Maslow’s pyramid can be used in almost every context of our lives. Because in all of them there are needs to be met. One of the contexts in which this pyramid is currently being used is in Marketing. In this space this pyramid is being used as the basis for marketing with specific groups of people, finding out their behaviour and response to different messages.

If you want to know which part of society you are trying to market to, you use Maslow’s Pyramid to find out where the hierarchy of needs in the average customer fits in. Because different social classes respond to different needs and markets.

In the nursing space, for example, nurses face many stressful demands and constant interruptions in their work environments. The feeling of chaos generates fatigue, and together, both chaos and fatigue are part of a larger picture that can wear down a nurse’s ability to be compassionate and joyful at work.

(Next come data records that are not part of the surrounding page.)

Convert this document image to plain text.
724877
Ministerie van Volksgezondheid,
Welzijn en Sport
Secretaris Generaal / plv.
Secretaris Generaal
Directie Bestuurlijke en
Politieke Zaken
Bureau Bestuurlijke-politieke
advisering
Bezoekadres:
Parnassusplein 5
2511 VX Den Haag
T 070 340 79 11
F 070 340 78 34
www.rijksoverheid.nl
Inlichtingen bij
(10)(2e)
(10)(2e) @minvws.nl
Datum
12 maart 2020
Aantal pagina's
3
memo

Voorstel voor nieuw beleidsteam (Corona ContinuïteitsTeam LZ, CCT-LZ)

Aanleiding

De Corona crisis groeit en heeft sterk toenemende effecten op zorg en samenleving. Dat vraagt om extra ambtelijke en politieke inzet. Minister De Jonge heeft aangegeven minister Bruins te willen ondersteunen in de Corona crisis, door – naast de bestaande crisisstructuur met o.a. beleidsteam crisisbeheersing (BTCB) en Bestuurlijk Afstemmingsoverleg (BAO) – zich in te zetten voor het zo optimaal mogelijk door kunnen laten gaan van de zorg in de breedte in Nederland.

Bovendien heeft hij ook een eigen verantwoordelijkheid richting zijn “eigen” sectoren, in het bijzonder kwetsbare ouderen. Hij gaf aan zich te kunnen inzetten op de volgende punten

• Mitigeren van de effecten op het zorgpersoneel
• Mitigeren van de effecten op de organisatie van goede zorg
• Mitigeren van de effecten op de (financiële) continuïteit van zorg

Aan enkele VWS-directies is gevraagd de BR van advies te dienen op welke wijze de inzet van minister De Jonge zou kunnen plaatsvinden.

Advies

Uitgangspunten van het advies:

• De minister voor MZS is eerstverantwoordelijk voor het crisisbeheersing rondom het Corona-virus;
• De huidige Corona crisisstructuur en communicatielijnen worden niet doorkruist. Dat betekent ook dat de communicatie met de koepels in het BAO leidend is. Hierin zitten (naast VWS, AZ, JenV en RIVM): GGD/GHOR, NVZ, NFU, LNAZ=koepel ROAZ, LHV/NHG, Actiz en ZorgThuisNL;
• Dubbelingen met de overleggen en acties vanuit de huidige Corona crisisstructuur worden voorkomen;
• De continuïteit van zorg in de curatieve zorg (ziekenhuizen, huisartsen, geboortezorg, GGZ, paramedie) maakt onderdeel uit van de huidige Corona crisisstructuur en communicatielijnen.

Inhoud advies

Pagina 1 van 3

The experience of a busy day with multiple urgent tasks and continuous demands can be exhausting. Simply making an important call to a colleague, but not having the phone number, can even complicate a nurse’s work to the point of frustration. Frustration can wear down patience and well-being.

Thus, the resilience of nurses and the adoption of technology in health care can be understood in terms of a hierarchy, much like Maslow’s hierarchy of needs.

At the top of the pyramid is what is called a climate of respect, where nurses feel a sense of control and support. When the first three areas of need in the hierarchy are resolved, starting from the bottom, there is a greater possibility of resolving them at a higher level of self-realization, that is, as nurses move up the pyramid of Maslow’s needs, they are better able mentally to provide better care to the patient.